US task force leans toward easing curbs on crime-fighting agencies

A bipartisan task force on violent crime, appointed by US Attorney General William French Smith, appears ready to recommend to Mr. Smith that some post-Watergate restrictions on federal law-enforcement agencies by lifted.

The panel, established late in March, is scheduled to present an initial report to the attorney general early in June.

There is considerable dispute as to whether violent crime is actually rising as much as Mr. Smith says it is. One federal survey shows little change in violent crime between 1973 and 1979.

Justice Department analyses of US Census Bureau household surveys, which can note unreported crimes, showed the amount of violent crimes between 1973 and 1979 as essentially unchanged. But, according to the Federal Bureau of Investigation's Uniform Crime Report, based on crimes reported by local police, violent crime rose 60 percent during the 1970s. And in 1980 violent crime increased 13 percent, the FBI says.

And there is skepticism on the part of some crime experts as to just how much more the federal government can do to reduce the level of violent crimes.

But the Reagan administration seems determined to try to make its mark on violent crime -- a problem that ranks high among the concerns of many Americans.

The cochairman of the task force, Griffin B. Bell, attorney general under President Carter, says he thinks the problem may have become of great enough concern to overcome past congressional opposition to certain expansions of the federal role in law enforcement. (The other cochairman is Gov. James Thompson of Illinois.)

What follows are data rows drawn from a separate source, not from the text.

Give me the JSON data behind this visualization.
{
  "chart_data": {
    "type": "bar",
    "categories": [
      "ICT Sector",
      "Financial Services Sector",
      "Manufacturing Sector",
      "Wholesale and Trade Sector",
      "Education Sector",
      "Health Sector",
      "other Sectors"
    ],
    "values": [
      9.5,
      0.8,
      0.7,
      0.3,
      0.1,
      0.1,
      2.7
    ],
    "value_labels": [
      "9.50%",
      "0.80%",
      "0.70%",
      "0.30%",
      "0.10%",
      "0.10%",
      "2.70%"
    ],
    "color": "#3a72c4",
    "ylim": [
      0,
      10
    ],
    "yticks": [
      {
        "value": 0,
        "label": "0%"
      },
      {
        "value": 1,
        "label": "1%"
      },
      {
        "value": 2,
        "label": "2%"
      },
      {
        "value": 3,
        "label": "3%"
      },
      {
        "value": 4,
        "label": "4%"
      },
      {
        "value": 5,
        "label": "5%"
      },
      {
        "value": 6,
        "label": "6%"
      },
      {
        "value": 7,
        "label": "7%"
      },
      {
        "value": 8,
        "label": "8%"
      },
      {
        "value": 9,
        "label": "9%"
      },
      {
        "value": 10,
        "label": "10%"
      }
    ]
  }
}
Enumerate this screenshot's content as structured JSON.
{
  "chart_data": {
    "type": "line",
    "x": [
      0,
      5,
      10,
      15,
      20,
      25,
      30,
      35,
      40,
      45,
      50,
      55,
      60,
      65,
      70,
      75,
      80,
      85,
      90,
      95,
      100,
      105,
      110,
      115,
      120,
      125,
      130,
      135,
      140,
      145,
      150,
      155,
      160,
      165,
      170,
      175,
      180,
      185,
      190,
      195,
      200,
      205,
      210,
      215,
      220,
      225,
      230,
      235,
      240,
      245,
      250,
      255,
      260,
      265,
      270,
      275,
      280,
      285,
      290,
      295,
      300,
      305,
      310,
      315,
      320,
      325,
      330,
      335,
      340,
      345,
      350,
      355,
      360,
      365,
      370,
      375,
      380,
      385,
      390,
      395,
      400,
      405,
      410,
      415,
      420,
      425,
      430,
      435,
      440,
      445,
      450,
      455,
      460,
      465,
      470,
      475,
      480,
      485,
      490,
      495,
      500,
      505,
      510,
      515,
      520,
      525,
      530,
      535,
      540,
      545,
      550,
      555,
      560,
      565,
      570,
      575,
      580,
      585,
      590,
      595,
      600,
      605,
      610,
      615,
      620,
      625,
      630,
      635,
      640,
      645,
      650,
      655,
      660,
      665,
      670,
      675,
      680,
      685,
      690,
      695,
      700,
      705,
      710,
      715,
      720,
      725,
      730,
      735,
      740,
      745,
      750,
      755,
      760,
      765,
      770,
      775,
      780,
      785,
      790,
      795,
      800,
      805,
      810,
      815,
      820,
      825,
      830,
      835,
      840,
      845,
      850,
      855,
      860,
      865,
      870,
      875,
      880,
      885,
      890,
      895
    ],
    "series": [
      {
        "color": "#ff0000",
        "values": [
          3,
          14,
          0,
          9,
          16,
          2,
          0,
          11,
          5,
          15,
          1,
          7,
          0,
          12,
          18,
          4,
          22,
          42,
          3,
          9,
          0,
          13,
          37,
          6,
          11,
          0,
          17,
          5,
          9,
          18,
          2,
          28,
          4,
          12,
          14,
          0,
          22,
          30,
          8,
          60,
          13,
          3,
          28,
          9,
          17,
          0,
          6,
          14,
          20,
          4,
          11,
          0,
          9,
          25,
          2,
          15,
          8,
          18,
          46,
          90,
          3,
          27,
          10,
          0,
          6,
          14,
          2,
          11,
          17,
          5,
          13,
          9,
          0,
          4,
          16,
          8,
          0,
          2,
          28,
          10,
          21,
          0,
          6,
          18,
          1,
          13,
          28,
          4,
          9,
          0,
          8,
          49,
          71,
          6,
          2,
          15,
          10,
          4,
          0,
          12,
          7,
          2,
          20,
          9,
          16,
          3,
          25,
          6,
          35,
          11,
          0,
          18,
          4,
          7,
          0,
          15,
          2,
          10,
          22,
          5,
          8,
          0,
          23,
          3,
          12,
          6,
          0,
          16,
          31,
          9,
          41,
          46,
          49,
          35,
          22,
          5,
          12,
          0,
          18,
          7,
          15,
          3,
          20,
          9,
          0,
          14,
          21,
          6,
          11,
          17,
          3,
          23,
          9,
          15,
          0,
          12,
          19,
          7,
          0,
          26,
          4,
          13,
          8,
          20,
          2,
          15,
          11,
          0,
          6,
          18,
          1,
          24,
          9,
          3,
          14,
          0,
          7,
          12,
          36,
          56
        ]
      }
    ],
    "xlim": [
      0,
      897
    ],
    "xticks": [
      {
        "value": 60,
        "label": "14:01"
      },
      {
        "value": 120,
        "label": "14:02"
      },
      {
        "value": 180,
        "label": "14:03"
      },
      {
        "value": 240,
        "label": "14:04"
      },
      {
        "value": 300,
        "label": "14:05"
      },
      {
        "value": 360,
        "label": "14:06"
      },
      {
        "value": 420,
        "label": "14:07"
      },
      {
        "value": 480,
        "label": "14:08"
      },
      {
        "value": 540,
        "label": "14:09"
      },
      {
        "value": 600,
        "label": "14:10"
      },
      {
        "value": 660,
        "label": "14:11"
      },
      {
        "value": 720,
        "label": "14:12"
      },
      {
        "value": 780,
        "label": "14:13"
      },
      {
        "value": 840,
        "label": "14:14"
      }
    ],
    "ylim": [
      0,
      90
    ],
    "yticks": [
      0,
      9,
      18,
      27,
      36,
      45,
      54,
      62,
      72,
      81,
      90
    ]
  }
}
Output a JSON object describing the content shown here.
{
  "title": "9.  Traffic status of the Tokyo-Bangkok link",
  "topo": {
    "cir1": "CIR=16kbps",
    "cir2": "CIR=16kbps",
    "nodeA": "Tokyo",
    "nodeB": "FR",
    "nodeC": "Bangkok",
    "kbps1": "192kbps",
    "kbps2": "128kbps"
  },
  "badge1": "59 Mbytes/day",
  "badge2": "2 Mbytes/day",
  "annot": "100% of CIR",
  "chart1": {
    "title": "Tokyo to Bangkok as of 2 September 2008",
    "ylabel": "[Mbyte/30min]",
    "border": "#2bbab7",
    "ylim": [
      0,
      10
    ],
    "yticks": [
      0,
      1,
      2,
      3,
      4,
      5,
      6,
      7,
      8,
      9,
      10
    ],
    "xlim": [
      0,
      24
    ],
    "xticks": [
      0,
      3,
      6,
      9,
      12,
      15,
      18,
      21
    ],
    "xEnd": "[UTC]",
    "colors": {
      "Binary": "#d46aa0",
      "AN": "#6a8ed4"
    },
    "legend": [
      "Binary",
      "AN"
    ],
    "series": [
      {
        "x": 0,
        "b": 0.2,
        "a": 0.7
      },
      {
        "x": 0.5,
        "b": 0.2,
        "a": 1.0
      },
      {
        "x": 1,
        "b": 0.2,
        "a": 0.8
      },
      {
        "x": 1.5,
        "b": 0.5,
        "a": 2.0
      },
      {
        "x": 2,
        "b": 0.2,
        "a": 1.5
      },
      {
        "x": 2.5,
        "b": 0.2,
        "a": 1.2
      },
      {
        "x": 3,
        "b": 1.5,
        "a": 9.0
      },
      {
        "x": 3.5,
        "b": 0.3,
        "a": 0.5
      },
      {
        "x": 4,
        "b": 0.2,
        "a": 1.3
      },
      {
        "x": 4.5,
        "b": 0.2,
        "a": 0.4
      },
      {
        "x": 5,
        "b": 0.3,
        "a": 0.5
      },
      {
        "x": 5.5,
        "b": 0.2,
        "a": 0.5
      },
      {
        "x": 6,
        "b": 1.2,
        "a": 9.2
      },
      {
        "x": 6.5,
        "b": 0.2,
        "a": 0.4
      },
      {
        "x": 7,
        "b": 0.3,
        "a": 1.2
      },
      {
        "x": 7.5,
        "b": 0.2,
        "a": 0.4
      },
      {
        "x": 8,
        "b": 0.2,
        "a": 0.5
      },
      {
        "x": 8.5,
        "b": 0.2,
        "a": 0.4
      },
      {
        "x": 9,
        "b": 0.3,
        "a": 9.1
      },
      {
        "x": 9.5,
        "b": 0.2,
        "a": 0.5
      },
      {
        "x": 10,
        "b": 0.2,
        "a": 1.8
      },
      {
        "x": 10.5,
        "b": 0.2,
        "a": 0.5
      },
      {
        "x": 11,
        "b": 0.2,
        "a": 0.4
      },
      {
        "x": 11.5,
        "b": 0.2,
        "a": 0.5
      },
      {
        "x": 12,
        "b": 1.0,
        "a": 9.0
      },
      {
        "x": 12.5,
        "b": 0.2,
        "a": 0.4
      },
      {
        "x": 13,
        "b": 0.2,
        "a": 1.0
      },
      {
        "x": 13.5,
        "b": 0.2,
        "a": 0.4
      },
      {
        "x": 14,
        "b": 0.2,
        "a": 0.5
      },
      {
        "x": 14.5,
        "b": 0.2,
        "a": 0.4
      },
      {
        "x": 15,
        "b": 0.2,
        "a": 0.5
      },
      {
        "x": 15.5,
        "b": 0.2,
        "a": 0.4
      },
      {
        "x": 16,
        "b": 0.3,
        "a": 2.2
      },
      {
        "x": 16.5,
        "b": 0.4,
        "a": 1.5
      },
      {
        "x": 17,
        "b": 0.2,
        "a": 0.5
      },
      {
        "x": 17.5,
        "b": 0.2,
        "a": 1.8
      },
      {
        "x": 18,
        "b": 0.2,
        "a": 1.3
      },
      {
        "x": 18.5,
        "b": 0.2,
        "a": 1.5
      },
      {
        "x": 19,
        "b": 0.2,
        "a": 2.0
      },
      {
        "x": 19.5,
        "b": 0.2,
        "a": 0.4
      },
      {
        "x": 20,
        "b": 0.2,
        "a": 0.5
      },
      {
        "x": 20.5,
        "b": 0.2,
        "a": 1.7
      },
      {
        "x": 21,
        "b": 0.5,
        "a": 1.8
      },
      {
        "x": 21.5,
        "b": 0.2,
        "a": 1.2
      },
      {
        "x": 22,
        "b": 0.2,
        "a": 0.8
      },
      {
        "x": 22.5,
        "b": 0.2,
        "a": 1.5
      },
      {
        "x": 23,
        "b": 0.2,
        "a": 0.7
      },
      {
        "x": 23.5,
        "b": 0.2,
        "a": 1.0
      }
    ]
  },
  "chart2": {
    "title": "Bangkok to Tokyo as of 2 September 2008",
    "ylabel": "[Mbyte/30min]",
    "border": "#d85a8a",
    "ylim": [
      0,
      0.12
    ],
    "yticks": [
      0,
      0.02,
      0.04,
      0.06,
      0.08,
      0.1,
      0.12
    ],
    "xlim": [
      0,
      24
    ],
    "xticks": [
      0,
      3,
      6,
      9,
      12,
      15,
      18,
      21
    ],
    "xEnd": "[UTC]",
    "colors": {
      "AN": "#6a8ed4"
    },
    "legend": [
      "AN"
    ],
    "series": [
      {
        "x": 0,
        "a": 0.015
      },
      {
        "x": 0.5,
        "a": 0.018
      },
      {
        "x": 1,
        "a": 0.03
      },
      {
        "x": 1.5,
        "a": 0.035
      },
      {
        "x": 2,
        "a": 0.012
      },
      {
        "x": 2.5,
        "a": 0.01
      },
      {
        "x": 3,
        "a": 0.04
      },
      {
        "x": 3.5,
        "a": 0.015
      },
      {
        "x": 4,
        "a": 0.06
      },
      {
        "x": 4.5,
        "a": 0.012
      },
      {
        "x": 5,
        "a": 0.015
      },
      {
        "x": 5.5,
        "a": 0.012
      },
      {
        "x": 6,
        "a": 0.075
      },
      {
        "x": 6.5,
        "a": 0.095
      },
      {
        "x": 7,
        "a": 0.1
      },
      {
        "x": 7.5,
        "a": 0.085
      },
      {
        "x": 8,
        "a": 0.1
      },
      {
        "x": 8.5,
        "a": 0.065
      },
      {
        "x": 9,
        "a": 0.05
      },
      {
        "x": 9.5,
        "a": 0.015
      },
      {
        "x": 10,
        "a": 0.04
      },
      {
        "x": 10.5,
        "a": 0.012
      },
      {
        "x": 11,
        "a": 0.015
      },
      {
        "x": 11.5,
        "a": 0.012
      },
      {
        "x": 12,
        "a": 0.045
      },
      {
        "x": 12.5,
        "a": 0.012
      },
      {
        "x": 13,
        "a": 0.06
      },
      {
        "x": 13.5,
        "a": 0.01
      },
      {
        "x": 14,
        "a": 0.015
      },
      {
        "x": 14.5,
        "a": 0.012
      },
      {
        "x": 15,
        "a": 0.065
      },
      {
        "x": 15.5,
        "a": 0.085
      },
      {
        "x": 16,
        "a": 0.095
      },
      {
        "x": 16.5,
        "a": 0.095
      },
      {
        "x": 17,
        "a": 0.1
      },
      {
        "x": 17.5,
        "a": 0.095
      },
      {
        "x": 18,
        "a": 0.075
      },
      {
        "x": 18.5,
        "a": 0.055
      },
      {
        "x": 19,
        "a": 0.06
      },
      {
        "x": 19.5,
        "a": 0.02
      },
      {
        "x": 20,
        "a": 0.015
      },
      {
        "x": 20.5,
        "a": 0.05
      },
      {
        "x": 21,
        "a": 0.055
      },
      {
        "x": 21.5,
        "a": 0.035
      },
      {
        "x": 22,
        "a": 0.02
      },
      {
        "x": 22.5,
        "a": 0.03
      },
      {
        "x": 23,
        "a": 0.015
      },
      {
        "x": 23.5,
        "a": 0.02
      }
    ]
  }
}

"The Watergate reaction . . . atmosphere is dying away," Mr. Bell says.

In a public hearing here, task force members called for renewing efforts to lower two law enforcement restrictions backed in the immediate post-Watergate period: a ban against the Internal Revenue Service (IRS) sharing criminal information with other federal agencies; and congressional resistance to an FBI data center that would supply state and local police with records on criminals.

Sen. Sam Nunn (D) of Georgia has introduced a number of bills to strengthen federal law enforcement efforts, including IRS information-sharing. Criticism of the IRS sharing data during the Nixon administration led to passage of a law against that. The idea of a national criminal records center that local police could use is not new. But so far, Congress has not been willing to go along with it.

The task force proposals, if sought in legislation by the Reagan administration, will run into some opposition.

The IRS information sharing is "inconsistent with the principle against self-incrimination," says Norman Dorsen, president of the American Civil Liberties Union. And the idea of a national criminal data bank raises such "risks to privacy" that it must be studied very carefully before being attempted , he adds.

Meanwhile, the FBI, beginning in June, will operate a computerized Interstate Identification Index, to tell state and local police which states have criminal information on individuals. Then the states are free to swap information among themselves.